O Brasil vive hoje um conturbado período de crise política, econômica, sanitária e institucional sob o comando do presidente Jair Bolsonaro, que se aprofunda, sobretudo, por ocorrer durante a devastadora pandemia de Covid-19 momento no qual todos os esforços de nossos representantes deveriam estar sendo voltados para salvar vidas, e não para exterminá-las.
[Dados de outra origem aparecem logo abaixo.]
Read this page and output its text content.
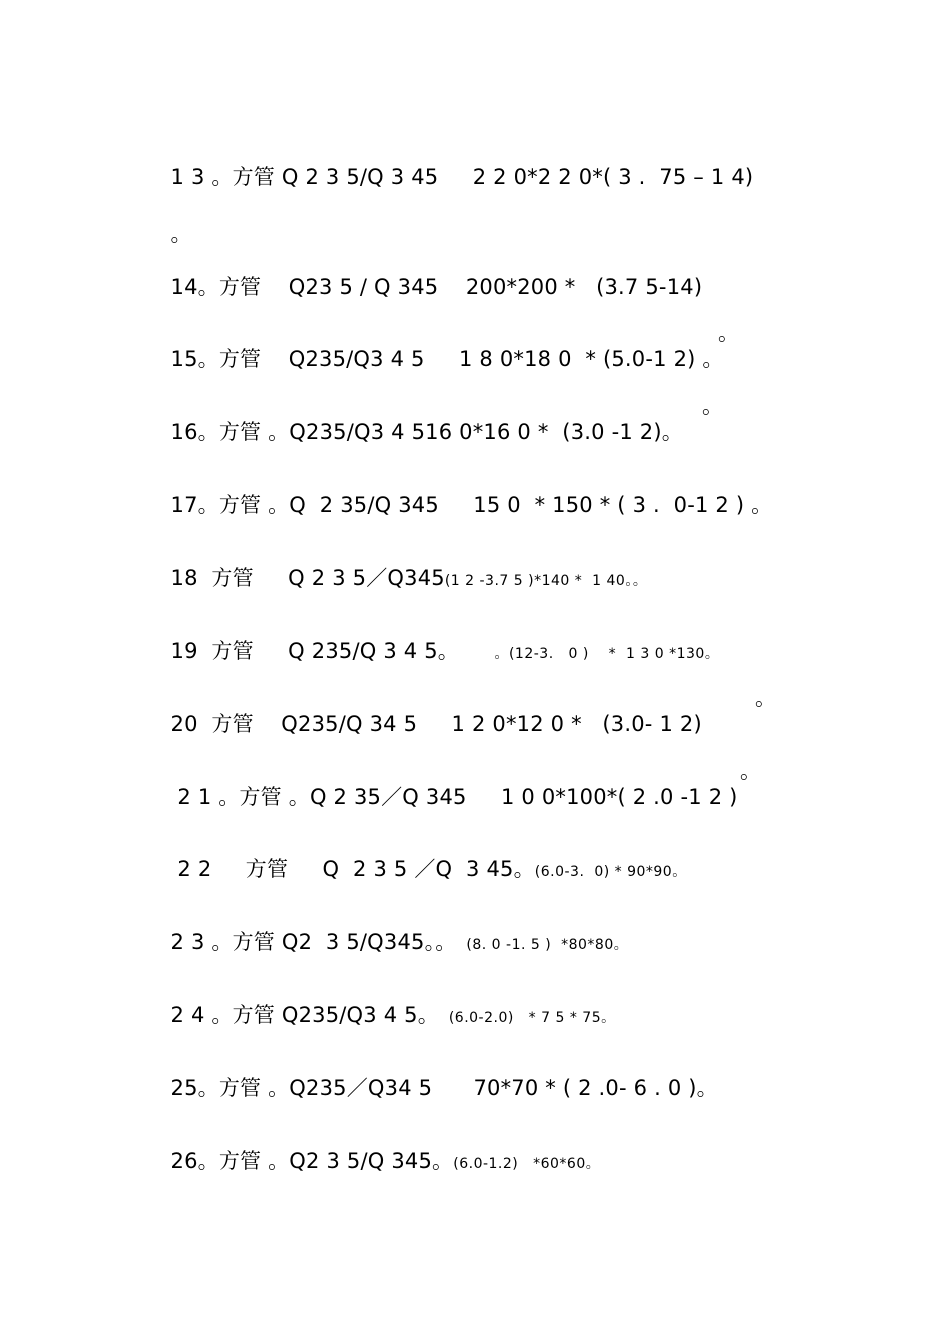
1 3 。方管 Q 2 3 5/Q 3 45     2 2 0*2 2 0*( 3 .  75 – 1 4)

。

14。方管    Q23 5 / Q 345    200*200 *   (3.7 5-14)

15。方管    Q235/Q3 4 5     1 8 0*18 0  * (5.0-1 2) 。

。

16。方管 。Q235/Q3 4 516 0*16 0 *  (3.0 -1 2)。

。

17。方管 。Q  2 35/Q 345     15 0  * 150 * ( 3 .  0-1 2 ) 。

18  方管     Q 2 3 5／Q345(1 2 -3.7 5 )*140 *  1 40。。

19  方管     Q 235/Q 3 4 5。	。(12-3.   0 )    *  1 3 0 *130。

20  方管    Q235/Q 34 5     1 2 0*12 0 *   (3.0- 1 2)

。

2 1 。方管 。Q 2 35／Q 345     1 0 0*100*( 2 .0 -1 2 )

。

2 2     方管     Q  2 3 5 ／Q  3 45。(6.0-3.  0) * 90*90。

2 3 。方管 Q2  3 5/Q345。。  (8. 0 -1. 5 )  *80*80。

2 4 。方管 Q235/Q3 4 5。  (6.0-2.0)   * 7 5 * 75。

25。方管 。Q235／Q34 5      70*70 * ( 2 .0- 6 . 0 )。

26。方管 。Q2 3 5/Q 345。(6.0-1.2)   *60*60。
Por isso, desde já advirto que minha pretensão não é discutir esta concepção de política — embora o que pretendo abordar esteja inserido neste contexto (e não pode ser dele desvencilhado). Aqui, me deterei à política em outro sentido, aquele construído pelos movimentos feministas em mais de meio século de teorização e militância contra a violência masculina que atinge os corpos das mulheres, das mais variadas idades e localidades. Adoto um sentido de político que abrange o pessoal aquilo que acontece no âmbito privado, da "vida íntima", dentro de casa.

Em meio ao atual caos brasileiro, sou movida a levantar questões políticas que dizem respeito às experiências de violação de direitos humanos vividas, cotidianamente, pelas mulheres, uma vez que estão sendo silenciadas, apagadas e ofuscadas  pelas atrocidades e escândalos protagonizados pelo governo federal quando não, sufocadas propositalmente pelas políticas do presidente e seus ministérios  e que deveriam ser pauta de debate e, com urgência, objeto de políticas públicas específicas e emergenciais: o aumento dos casos de violência doméstica e familiar contra mulheres e meninas no período de isolamento social imposto pela pandemia da Covid-19.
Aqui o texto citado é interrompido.